En fait, sur le nom même j’ai quelque peu hésité. LESCONET ou LESCOUET ? Mon choix s’est toutefois porté sur le second dans la mesure où Guillaume de Lescouet se dit clerc du diocèse de Léon (clericus Leonensis diocesis, publicus apostolica et imperiali auctoritate notarius), région où ce patronyme est attesté anciennement. Ainsi un Guillaume de Lescouet figure comme gouverneur de Lesneven en 1357.
Le premier acte retrouvé portant le paraphe de Guillaume de Lescouet, comme notaire public (= tabellion), est la prestation de serment de son compatriote Henri GUILLOU comme libraire-juré de l’Université de Paris en septembre 1351. Du reste, ce même Guillou est connu aussi comme copiste d’un manuscrit de la Bibliothèque Cathédrale de Valence (ms. 10), exécuté pour le pape Clément VI : Nicolas de Gorran, Postilles. « Expliciunt postille fratris ni // cholai de Gorran super psalte // rium. // Hic liber est scriptus per henricum Guilloti pro Sanctissimo patre // ac domino domino clemente papa sexto // cuius anima requiescat in pace // Amen. Anno domini millesimo trecentesimo // quinquagesimo secundo die iovis // ante ramos Palmarum ».
En 1355 le nom de Guillaume de Lescouet se retrouve, comme libraire cette fois, mêlé à une transaction avec Gui Bodier, recteur de la paroisse de Saint-Malo de Pontoise, au sujet d’un exemplaire de la Légende dorée de Jacques de Voragine, aujourd’hui conservé à la Bibliothèque Carnégie de Reims (ms. 1386) : \ »Dominus Guido Boderii rector parrochialis ecclesie Sancti Macuti de Pontisara, Rothomagensis diocesis, uendidit magistro Guillelmo de Lescouet, notario publico, librario, etc. istam legendam, pro precio VIII scutorum, … anno LVto, die iouis post festum Prurificationis\ ».

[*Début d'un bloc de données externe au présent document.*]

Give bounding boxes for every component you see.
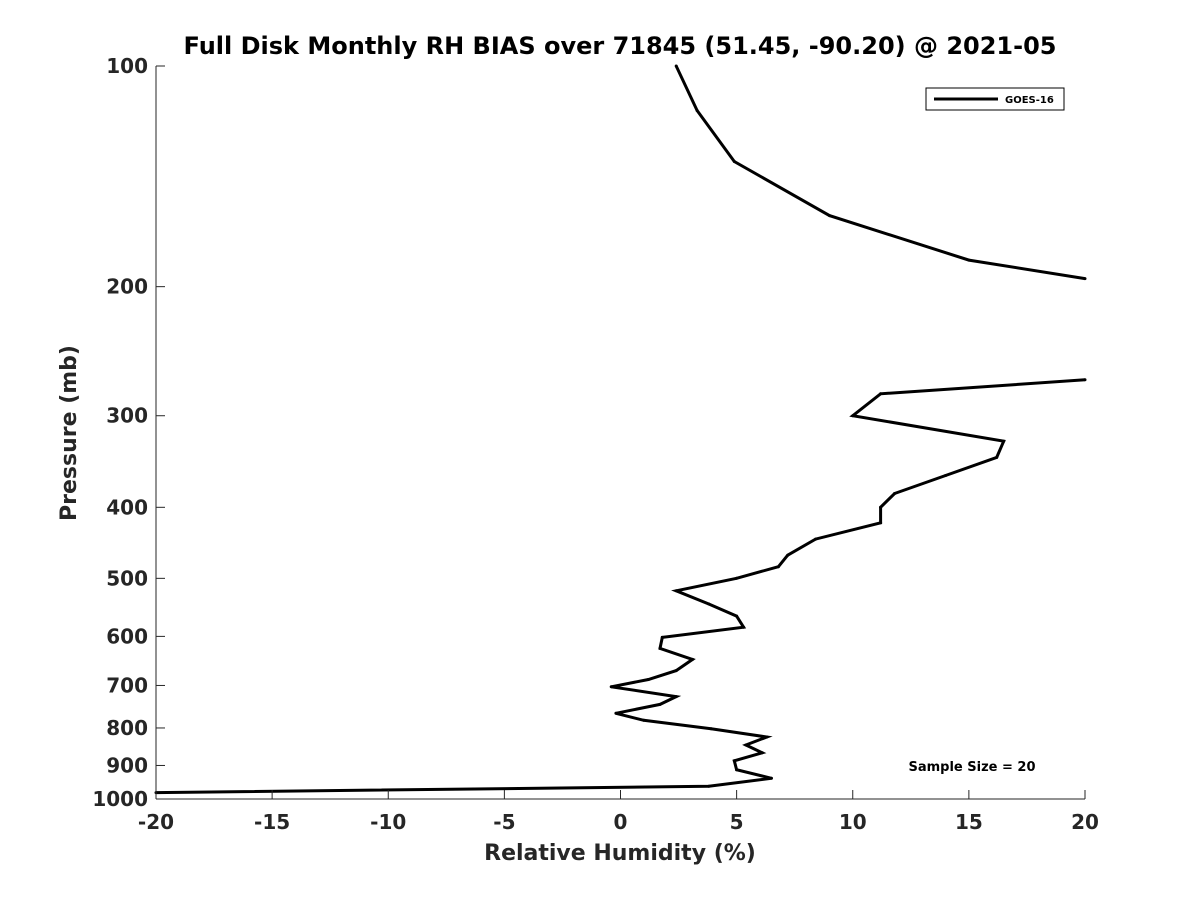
data-point-1-6 [1083, 277, 1087, 281]
data-point-2-7 [893, 492, 897, 495]
data-point-2-11 [786, 553, 790, 557]
series-line-goes-16-segment-1 [674, 65, 1086, 281]
x-axis-label: Relative Humidity (%) [484, 841, 756, 866]
y-tick-label-400: 400 [106, 495, 148, 519]
x-tick-label-15: 15 [955, 810, 983, 834]
sample-size-annotation: Sample Size = 20 [908, 760, 1035, 775]
y-tick-label-900: 900 [106, 753, 148, 777]
data-point-1-3 [732, 160, 736, 163]
data-point-1-2 [695, 109, 699, 112]
data-point-2-4 [1002, 439, 1006, 443]
data-point-2-32 [732, 759, 736, 763]
data-point-2-10 [814, 537, 818, 541]
data-point-2-2 [879, 392, 883, 396]
y-tick-label-700: 700 [106, 673, 148, 697]
plot-background [156, 66, 1085, 799]
y-tick-label-300: 300 [106, 404, 148, 428]
data-point-2-6 [944, 474, 948, 477]
data-point-2-15 [707, 602, 711, 606]
y-tick-label-500: 500 [106, 566, 148, 590]
data-point-2-26 [614, 711, 618, 715]
y-tick-label-1000: 1000 [92, 787, 148, 811]
data-point-2-25 [658, 702, 662, 706]
data-point-2-3 [851, 414, 855, 418]
legend: GOES-16 [925, 87, 1065, 111]
data-point-1-1 [674, 64, 678, 68]
data-point-2-30 [744, 743, 748, 747]
data-point-2-19 [658, 646, 662, 650]
y-tick-label-800: 800 [106, 716, 148, 740]
data-point-2-31 [760, 751, 764, 755]
data-point-2-28 [709, 727, 713, 731]
y-axis: 100 200 300 400 500 600 700 800 900 1000 [92, 54, 165, 811]
data-point-2-14 [674, 589, 678, 593]
data-point-2-35 [707, 784, 711, 788]
data-point-2-13 [735, 576, 739, 580]
data-point-2-1 [1083, 378, 1087, 382]
data-point-2-12 [776, 565, 780, 569]
data-point-2-22 [646, 678, 650, 681]
x-tick-label--10: -10 [370, 810, 406, 834]
y-tick-label-100: 100 [106, 54, 148, 78]
data-point-2-9 [879, 521, 883, 525]
data-point-2-33 [735, 768, 739, 772]
x-tick-label-20: 20 [1071, 810, 1099, 834]
data-point-2-18 [660, 635, 664, 639]
x-axis: -20 -15 -10 -5 0 5 10 15 20 [138, 790, 1099, 834]
x-tick-label--15: -15 [254, 810, 290, 834]
x-tick-label-10: 10 [839, 810, 867, 834]
data-point-2-21 [674, 669, 678, 673]
data-point-2-27 [642, 718, 646, 722]
y-tick-label-600: 600 [106, 624, 148, 648]
legend-label-goes-16: GOES-16 [1005, 95, 1054, 106]
data-point-1-5 [967, 258, 971, 262]
x-tick-label--20: -20 [138, 810, 174, 834]
data-point-2-17 [742, 625, 746, 629]
plot-area [155, 66, 1085, 800]
x-tick-label-0: 0 [614, 810, 628, 834]
data-point-1-4 [828, 214, 831, 218]
x-tick-label--5: -5 [493, 810, 515, 834]
x-tick-label-5: 5 [730, 810, 744, 834]
data-point-2-29 [765, 735, 769, 739]
data-point-2-20 [691, 657, 694, 661]
y-axis-label: Pressure (mb) [57, 345, 82, 521]
data-point-2-24 [674, 695, 678, 699]
chart-title: Full Disk Monthly RH BIAS over 71845 (51… [184, 32, 1057, 60]
data-point-2-34 [770, 776, 773, 780]
data-point-2-8 [879, 505, 883, 509]
data-point-2-5 [995, 455, 999, 459]
y-tick-label-200: 200 [106, 275, 148, 299]
data-point-2-16 [735, 614, 739, 618]
data-layer [154, 64, 1087, 795]
series-line-goes-16-segment-2 [155, 378, 1086, 795]
data-point-2-23 [609, 685, 613, 689]
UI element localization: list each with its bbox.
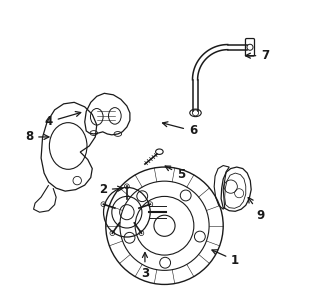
Text: 1: 1 xyxy=(212,250,239,267)
Text: 5: 5 xyxy=(165,166,185,181)
Text: 3: 3 xyxy=(141,253,149,281)
Text: 4: 4 xyxy=(44,112,81,129)
Text: 2: 2 xyxy=(99,183,123,196)
Text: 9: 9 xyxy=(248,197,265,222)
Text: 6: 6 xyxy=(163,122,197,138)
Text: 7: 7 xyxy=(245,49,269,62)
Text: 8: 8 xyxy=(25,130,49,144)
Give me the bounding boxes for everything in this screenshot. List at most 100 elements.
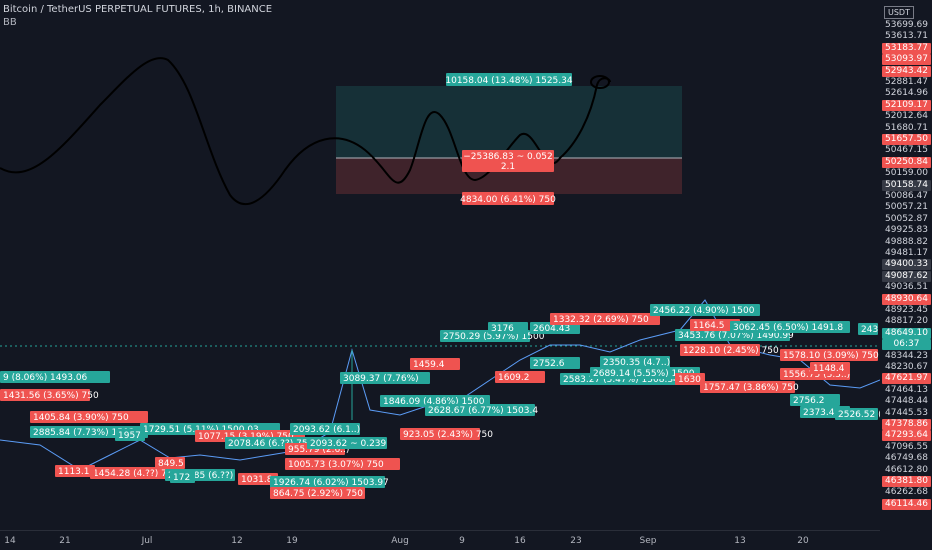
trade-label[interactable]: 2756.2: [790, 394, 840, 406]
trade-label-text: 2350.35 (4.7..): [603, 358, 670, 368]
trade-label-text: 1113.1: [58, 467, 90, 477]
price-tick: 47464.13: [885, 384, 928, 395]
trade-label[interactable]: 1164.5: [690, 319, 740, 331]
measure-bottom-label[interactable]: 4834.00 (6.41%) 750: [460, 192, 556, 205]
symbol-title[interactable]: Bitcoin / TetherUS PERPETUAL FUTURES, 1h…: [3, 4, 273, 15]
trade-label[interactable]: 1757.47 (3.86%) 750: [700, 381, 799, 393]
time-tick: 21: [59, 536, 71, 546]
trade-label[interactable]: 1405.84 (3.90%) 750: [30, 411, 148, 423]
trade-label[interactable]: 1630: [675, 373, 705, 385]
price-tick: 53183.77: [882, 42, 931, 54]
trade-label[interactable]: 172: [170, 471, 195, 483]
trade-label[interactable]: 2350.35 (4.7..): [600, 356, 670, 368]
trade-label-text: 2456.22 (4.90%) 1500: [653, 306, 755, 316]
price-tick: 50052.87: [885, 213, 928, 224]
indicator-label[interactable]: BB: [3, 17, 17, 28]
price-tick: 49087.62: [882, 270, 931, 282]
trade-label[interactable]: 1459.4: [410, 358, 460, 370]
time-tick: 14: [4, 536, 16, 546]
trade-label-text: 1578.10 (3.09%) 750: [783, 351, 879, 361]
price-tick: 46262.68: [885, 487, 928, 498]
time-axis[interactable]: 14 21 Jul 12 19 Aug 9 16 23 Sep 13 20: [0, 530, 880, 550]
trade-label[interactable]: 9 (8.06%) 1493.06: [0, 371, 110, 383]
time-tick: 20: [797, 536, 809, 546]
price-tick: 47445.53: [885, 407, 928, 418]
price-tick: 53093.97: [882, 54, 931, 66]
trade-label[interactable]: 1031.8: [238, 473, 278, 485]
trade-label[interactable]: 1578.10 (3.09%) 750: [780, 349, 879, 361]
trade-label[interactable]: 1148.4: [810, 362, 850, 374]
trade-label[interactable]: 2752.6: [530, 357, 580, 369]
measure-mid-label[interactable]: −25386.83 ~ 0.052 2.1: [462, 150, 554, 172]
price-tick: 48930.64: [882, 293, 931, 305]
price-tick: 50057.21: [885, 202, 928, 213]
trade-label[interactable]: 1005.73 (3.07%) 750: [285, 458, 400, 470]
trade-label-text: 3176: [491, 324, 514, 334]
trade-label-text: 2885.84 (7.73%) 1503: [33, 428, 134, 438]
trade-label-text: 849.5: [158, 459, 184, 469]
trade-label[interactable]: 1609.2: [495, 371, 545, 383]
trade-label[interactable]: 849.5: [155, 457, 185, 469]
trade-label[interactable]: 3089.37 (7.76%): [340, 372, 430, 384]
trade-label[interactable]: 1113.1: [55, 465, 95, 477]
price-tick: 50159.00: [885, 168, 928, 179]
trade-label-text: 1164.5: [693, 321, 725, 331]
price-tick: 48649.10: [882, 327, 931, 339]
chart-plot[interactable]: 10158.04 (13.48%) 1525.34 −25386.83 ~ 0.…: [0, 0, 880, 530]
trade-label[interactable]: 243: [858, 323, 878, 335]
price-tick: 50158.74: [882, 179, 931, 191]
price-tick: 52109.17: [882, 99, 931, 111]
time-tick: Sep: [639, 536, 657, 546]
trade-label[interactable]: 3062.45 (6.50%) 1491.8: [730, 321, 850, 333]
trade-label-text: 923.05 (2.43%) 750: [403, 430, 493, 440]
measure-mid-text-1: −25386.83 ~ 0.052: [463, 152, 553, 162]
trade-label[interactable]: 3176: [488, 322, 528, 334]
trade-label[interactable]: 2526.52 (5..): [835, 408, 880, 420]
trade-label[interactable]: 2093.62 (6.1..): [290, 423, 360, 435]
trade-label[interactable]: 2628.67 (6.77%) 1503.4: [425, 404, 538, 416]
price-tick: 46749.68: [885, 453, 928, 464]
trade-label-text: 2604.43: [533, 324, 570, 334]
time-tick: Jul: [141, 536, 153, 546]
trade-label-text: 1431.56 (3.65%) 750: [3, 391, 99, 401]
price-tick: 47293.64: [882, 430, 931, 442]
price-tick: 52943.42: [882, 65, 931, 77]
chart-header: Bitcoin / TetherUS PERPETUAL FUTURES, 1h…: [3, 3, 272, 29]
price-tick: 52881.47: [885, 77, 928, 87]
price-axis[interactable]: USDT 53699.69 53613.71 53183.77 53093.97 529…: [880, 0, 932, 530]
measure-top-text: 10158.04 (13.48%) 1525.34: [445, 76, 572, 86]
trade-label[interactable]: 2093.62 ~ 0.239: [307, 437, 387, 449]
trade-label[interactable]: 1228.10 (2.45%) 750: [680, 344, 779, 356]
trade-label-text: 1405.84 (3.90%) 750: [33, 413, 129, 423]
profit-zone[interactable]: [336, 86, 682, 158]
time-tick: 19: [286, 536, 298, 546]
time-tick: 13: [734, 536, 746, 546]
price-tick: 49036.51: [885, 282, 928, 293]
price-tick: 52614.96: [885, 88, 928, 99]
currency-badge[interactable]: USDT: [884, 6, 914, 19]
trade-label[interactable]: 1926.74 (6.02%) 1503.97: [270, 476, 389, 488]
measure-top-label[interactable]: 10158.04 (13.48%) 1525.34: [445, 73, 573, 86]
price-tick: 50086.47: [885, 191, 928, 201]
trade-label[interactable]: 2689.14 (5.55%) 1500: [590, 367, 700, 379]
trade-label[interactable]: 2456.22 (4.90%) 1500: [650, 304, 760, 316]
price-tick: 47621.97: [882, 373, 931, 385]
trade-label[interactable]: 864.75 (2.92%) 750: [270, 487, 365, 499]
trade-label-text: 1454.28 (4.??) 750: [93, 469, 179, 479]
trade-label[interactable]: 1431.56 (3.65%) 750: [0, 389, 99, 401]
trade-label-text: 2290.85 (6.??): [168, 471, 233, 481]
price-tick: 48817.20: [885, 316, 928, 327]
trade-label[interactable]: 1454.28 (4.??) 750: [90, 467, 179, 479]
trade-label-text: 1228.10 (2.45%) 750: [683, 346, 779, 356]
price-tick: 06:37: [882, 339, 931, 351]
trade-label-text: 2583.27 (5.47%) 1508.34: [563, 375, 679, 385]
trade-label-text: 2093.62 (6.1..): [293, 425, 360, 435]
trade-label-text: 1332.32 (2.69%) 750: [553, 315, 649, 325]
trade-label[interactable]: 923.05 (2.43%) 750: [400, 428, 493, 440]
trade-label-text: 1459.4: [413, 360, 445, 370]
trade-labels: 9 (8.06%) 1493.06 1431.56 (3.65%) 750 1405…: [0, 304, 880, 499]
trade-label-text: 2689.14 (5.55%) 1500: [593, 369, 695, 379]
trade-label[interactable]: 1957: [115, 429, 145, 441]
trade-label[interactable]: 1332.32 (2.69%) 750: [550, 313, 660, 325]
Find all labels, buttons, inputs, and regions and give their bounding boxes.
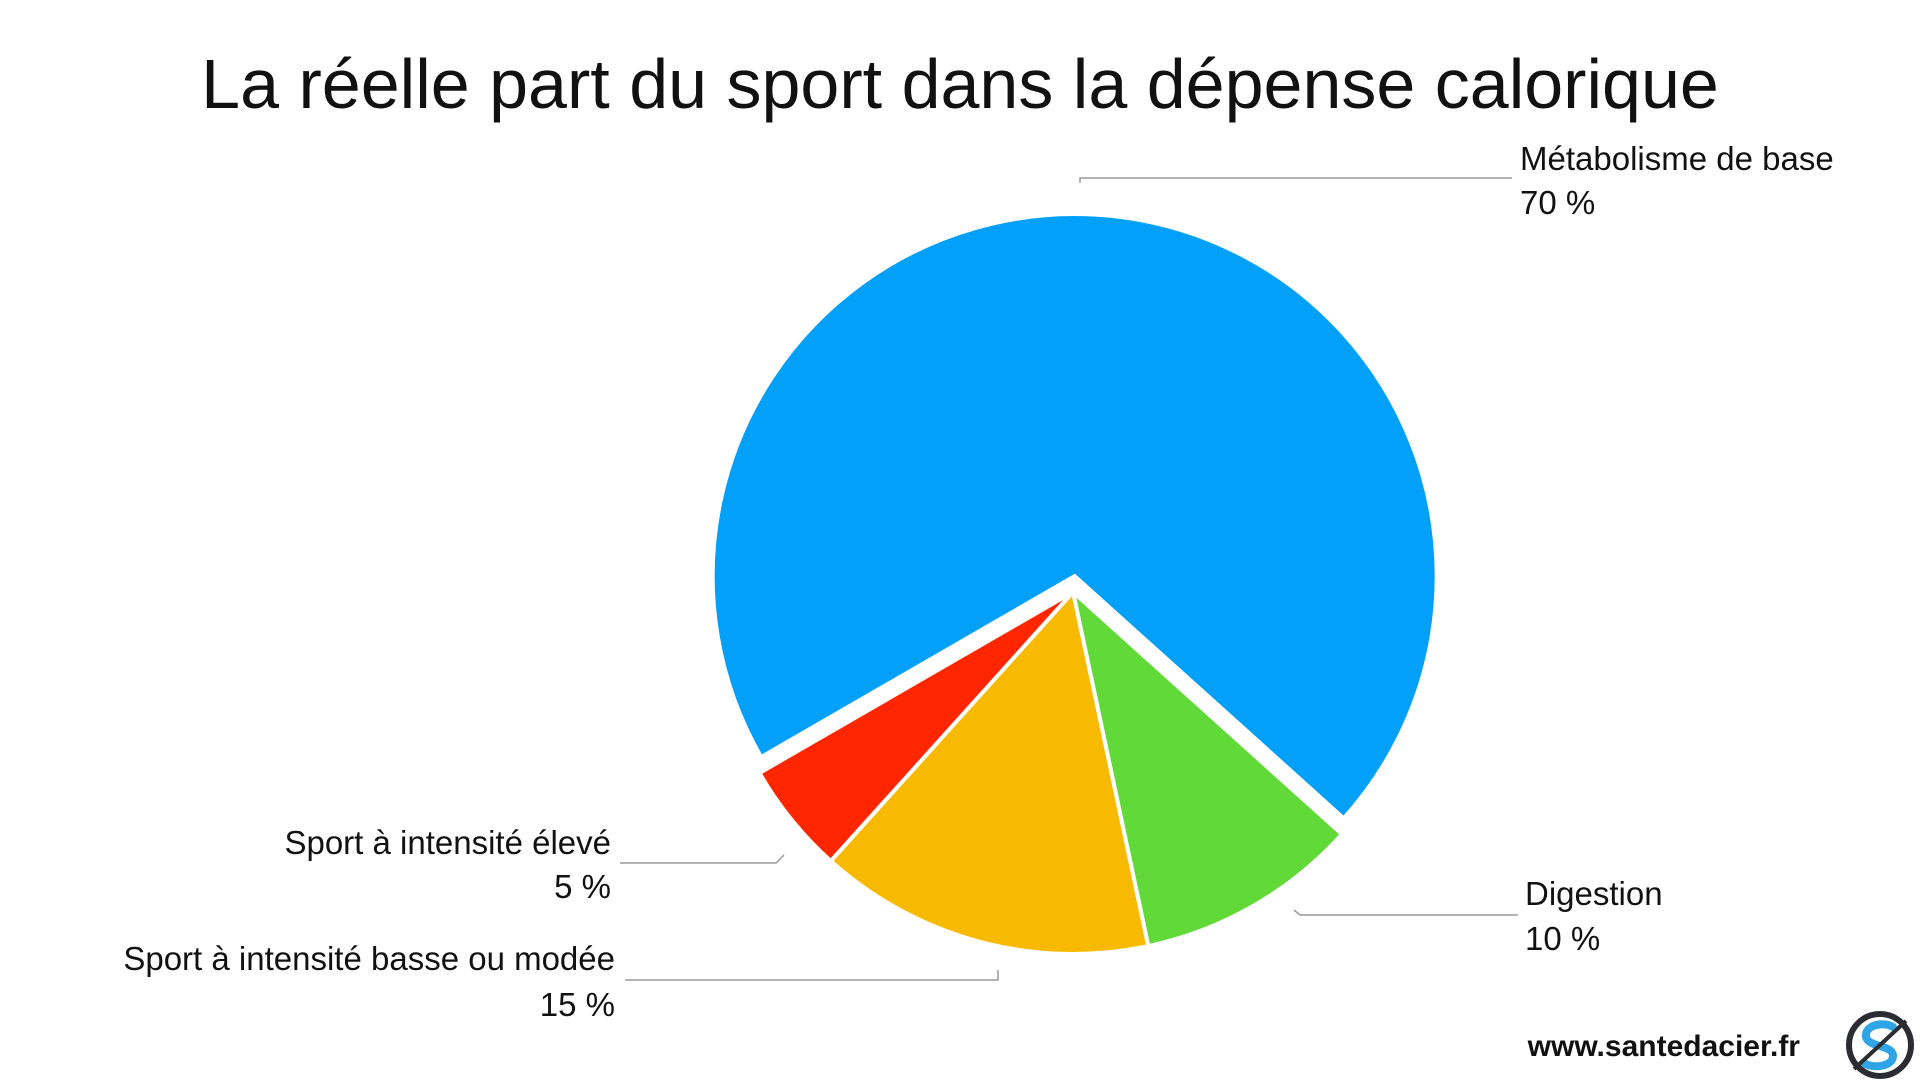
- slice-label-metabolisme-de-base: Métabolisme de base: [1520, 140, 1834, 177]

Le 23 janvier 1359, Jean de Joy, chapelain de Sainte-Agnes fait une donation, cet acte sera établi dans la maison même de Guillaume de Lescouet, rue Neuve Notre Dame, proche de la cathédrale, là où sont installés généralement libraires et copistes de Paris : \ »acta fuerunt hec in domo habitacionis mei Guillelmi de Lescouet notarii publici infrascripti sita in vico novo beate marie paris.\ »
Un document de mars 1363, où Guillaume de Lescouet est qualifié de \ »tabellion du pape\ », nous fait connaître le nom de sa femme : Peronelle Boucher. Ensemble, ils achètent plusieurs rentes sur des maisons dont une appartient aux héritiers de Guillaume Jacques (autre notaire breton) et à Jean Le Boucher (père de Peronelle).
Enfin, dans les lettres patentes de Charles V portant exemption du guet et de la garde des porte de Paris, datées du 5 novembre 1368, figure le nom de Guillaume de Lescouet parmi les 14 libraires listés qui échappaient à cette corvée.
Voici donc quelques éléments biographiques de notre notaire-libraire breton maitre Guillaume de Lescouet qui décéda après 1386, date à laquelle il est encore mentionné dans le Registre des causes civiles de l’officialité épiscopale de Paris.
SOURCES : Paris, Archives nationales, L 715, n° 5 ; M 68, n° 39, 45, 54, 55 ; S 92 ; S* 1647
Guillaume Lesconnet (Lescouvet, de Lescouet) cité dans:
Paul Delalain, Étude sur le libraire Parisien du XIIIe au XVe siècle, Paris, 1891, p. 44.
Richard H. Rouse et Mary A. Rouse, Manuscripts and their Makers. Commercial Book Producers in Medieval Paris, 1200- 1500, Londres, Harvey Miller, 2000, vol. II, p.